Il documento, di cui EurActiv ha preso visione, è datato 8 settembre. Include le risposte di Austria e Francia, a cui segue un’analoga serie di risposte da parte di altri 16 Paesi UE. Sia la Germania che la Grecia hanno espresso parere favorevole nei confronti di un divieto assoluto di uso dei dati personali nella pubblicità politica e tracciamento dei dati.
“L’Italia ha giustamente fatto presente il pericolo di lasciare un apparato sanzionatorio del tutto alla discrezione degli Stati“, sottolinea Michinelli, “con ovvie conseguenze che pregiudicano gli obiettivi di armonizzazione se manca perlomeno un coordinamento, nel caso di violazioni commesse tra più Stati”.
“Stupiva fin da subito, infatti, questo approccio ed è meritevole sia l’Italia a insistere per correggerlo”, evidenzia ancora l’esperto.
I punti critici nella bozza iniziale
Italia e Austria ritengono necessario che il regolamento faccia distinzione fra due categorie: l’utilizzo di dati sensibili osservati e ipotizzati; ed altre forme di dati personali, come quelli offerti espressamente dall’interessato.
Secondo Vienna, la proposta, in conformità con il GDPR, deve distinguere tra le due categorie.

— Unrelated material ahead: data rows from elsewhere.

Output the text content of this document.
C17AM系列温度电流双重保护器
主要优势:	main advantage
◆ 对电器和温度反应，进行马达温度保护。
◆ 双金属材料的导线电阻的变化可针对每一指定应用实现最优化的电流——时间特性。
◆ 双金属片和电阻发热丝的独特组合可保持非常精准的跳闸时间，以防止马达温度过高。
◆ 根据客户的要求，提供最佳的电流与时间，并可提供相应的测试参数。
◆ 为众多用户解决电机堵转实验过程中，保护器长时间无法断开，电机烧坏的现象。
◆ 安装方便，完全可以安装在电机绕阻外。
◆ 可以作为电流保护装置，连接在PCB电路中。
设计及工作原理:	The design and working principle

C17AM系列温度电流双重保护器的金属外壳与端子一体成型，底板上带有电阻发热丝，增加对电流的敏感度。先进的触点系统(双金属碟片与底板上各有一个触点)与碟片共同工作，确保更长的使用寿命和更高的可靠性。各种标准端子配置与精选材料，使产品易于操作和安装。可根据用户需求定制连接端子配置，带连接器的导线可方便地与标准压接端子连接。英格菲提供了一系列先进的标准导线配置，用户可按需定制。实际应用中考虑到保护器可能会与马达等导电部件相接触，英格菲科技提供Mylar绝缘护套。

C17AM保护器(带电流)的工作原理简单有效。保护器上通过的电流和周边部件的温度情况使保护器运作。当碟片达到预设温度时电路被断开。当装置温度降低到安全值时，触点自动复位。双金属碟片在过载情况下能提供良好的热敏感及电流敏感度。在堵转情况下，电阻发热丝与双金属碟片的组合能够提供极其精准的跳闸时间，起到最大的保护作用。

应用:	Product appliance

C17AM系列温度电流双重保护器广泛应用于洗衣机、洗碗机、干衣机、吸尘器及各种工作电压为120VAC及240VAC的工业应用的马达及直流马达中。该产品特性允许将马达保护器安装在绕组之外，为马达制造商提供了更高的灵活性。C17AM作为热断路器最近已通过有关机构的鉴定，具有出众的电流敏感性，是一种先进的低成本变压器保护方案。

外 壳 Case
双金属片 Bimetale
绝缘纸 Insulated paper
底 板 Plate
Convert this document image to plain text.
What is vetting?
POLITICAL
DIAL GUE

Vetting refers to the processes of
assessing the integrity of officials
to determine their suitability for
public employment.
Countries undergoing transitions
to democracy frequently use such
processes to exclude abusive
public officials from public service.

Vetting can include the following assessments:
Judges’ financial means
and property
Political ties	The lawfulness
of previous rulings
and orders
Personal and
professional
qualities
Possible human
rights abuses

“Sulla questione del discrimine tra dati personali sensibili ammissibili”, mette in guardia Michinelli, “come propone la Francia, e il divieto totale sostenuto dell’Italia, vi è invece più margine di compromesso. È ragionevole, per motivi diversi, sia cercare di ammettere l’uso di dati sensibili di tipo politico per finalità elettorali, sia insistere per un divieto totale considerato il potenziale punto di vista dei cittadini per questi trattamenti. Sicuramente la proposta italiana è maggiormente tutelante per gli interessati, così come il voler includere nel perimetro regolamentare anche i dati osservati/inferiti ad esempio da tracciamento del comportamento utente tramite cookie, non solo quelli raccolti direttamente dall’interessato”.
L’Italia ha inoltre chiesto di porre il divieto di targeting e amplificazione sulla base di tutte le categorie di dati sensibili. Per i dati osservati o derivati, tuttavia, Roma propone il divieto di tutte le pubblicità mirate basate sul tracciamento pervasivo. La decisione italiana trova fondamento nel parere del Garante europeo della protezione dei dati, pubblicato a inizio d’anno.
“In tale ottica”, conclude Michinelli, “altrettanto tutelanti sono i suggerimenti francesi e austriaci per evitare facili aggiramenti dei divieti, qualora si lasciasse maggiore libertà in periodi non formalmente rientranti in quelli di una campagna elettorale. È noto che i tentativi di influenza e condizionamento presi di mira dalla regolamentazione, in casi pregressi come Cambridge Analytica, si sono fatti forza di operazioni compiute al di fuori di precisi periodi elettorali, ove si può già “seminare” molto di ciò che si potrà poi raccogliere durante la campagna vera e propria”.